Volunteer Optometric Services to Humanity (VOSH) is a non-profit organization operated by eye care professionals who are passionate about bringing vision care to every person around the world.
VOSH-Connecticut held its 17th annual eye care clinic in San Juan del Sur, Nicaragua on January 10-18, 2020, directed by Dr. Matthew Blondin, OD, and Atty Audrey Blondin.
The team consisted of 35 mission members, including 20 of our Berkeley Optometry students. Additionally, approximately 70 local volunteers assisted with the mission. They were able to serve a little over 4,000 patients in 4 days.
Below is a video that one of the student volunteers, Micah Sarmiento, Class of 2022, made recapping their amazing experience!
Here are some student testimonies from the trip:
Laura Carter, Class of 2022, SVOSH-Berkeley President:
“Communities like San Juan Del Sur, Nicaragua have many visual and ocular health issues that many of us here in the US will never experience. Trips like this one remind me why I began pursuing a career in health in the first place. Nothing like a little global perspective to help you see your small part in this big world more clearly.”
Elenia Lin, Class of 2023, SVOSH-Berkeley President-Elect:
People travelled from far and wide, started lining up outside the school-turned-clinic before 5 am, and waited through the mid-day heat to see us. The power went out towards the end of our first day, and I remember continuing to refract in the dark until all the patients had been seen. We would not stop because we knew how important this was to each patient and what it took for each patient to arrive at our doorstep. As I worked in the dark, it hit home for me just how needed and impactful our care was.
We set aside a classroom of the school-turned-clinic to be the dispensary. There, volunteers looked through boxes of donated glasses for ones similar enough in prescription to give to the patients. The moments I took the time to walk with the patient to the dispensary and look for the glasses myself were when I had some of my most meaningful interactions. I will always remember bringing a pair of glasses I had found out to the patient waiting in the courtyard. It was already getting dark, but there were still a few wisps of sunset. When she put the glasses on, she immediately exclaimed, “claro!” I felt so much relief and satisfaction for being able to help her.
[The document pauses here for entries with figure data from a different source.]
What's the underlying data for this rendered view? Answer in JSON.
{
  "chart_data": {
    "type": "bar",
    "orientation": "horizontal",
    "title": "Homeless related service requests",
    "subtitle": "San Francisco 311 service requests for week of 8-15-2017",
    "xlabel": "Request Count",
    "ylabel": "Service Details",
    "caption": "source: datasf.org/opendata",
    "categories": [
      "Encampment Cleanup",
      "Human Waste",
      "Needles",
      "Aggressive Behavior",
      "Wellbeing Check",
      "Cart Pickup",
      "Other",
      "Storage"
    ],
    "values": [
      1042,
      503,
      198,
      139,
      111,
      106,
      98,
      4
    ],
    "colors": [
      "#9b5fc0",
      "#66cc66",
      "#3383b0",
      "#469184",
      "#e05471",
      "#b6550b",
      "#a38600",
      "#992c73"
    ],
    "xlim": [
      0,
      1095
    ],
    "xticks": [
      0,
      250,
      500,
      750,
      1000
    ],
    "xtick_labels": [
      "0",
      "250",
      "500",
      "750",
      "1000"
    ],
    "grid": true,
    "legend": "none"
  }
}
Kresta Ria Tabaranza, Class of 2022, SVOSH-Berkeley Fundraising Chair:
“My favorite thing about Nicaragua: la gente.
While preparing for this mission, I worried so much about how to become the best version of myself to help the people of this country. Should I have practiced harder in pre-clinic? Should I have brushed up a bit more on my Spanish (more like Spanglish, to be honest)? But this past week, I gained more than I could ever give. The people – whether that be the translators/volunteers who spent all day and night to help us work, or the patients who waited hours to be seen by us – met us with so much love, kindness and gratitude. I will miss these beautiful faces and will never forget the moments I shared con los Nicaragüenses.”
Melody To, Class of 2022:
Even though we are equipped with the knowledge and skills from our first and second year courses, it was difficult to feel confident in my abilities as a clinician when there is still so much to learn. This experience has not only sharpened my clinical thinking and decision-making abilities but also erased any previous doubt I had in my mind. Even so, I’d have to say that the greatest reward was the hug and kiss on the cheek a grandmother gave me for detecting her glaucoma early on, before any significant loss of sight.
We are excited to hear all these incredible stories from our students who go on these trips and look forward to the next trip!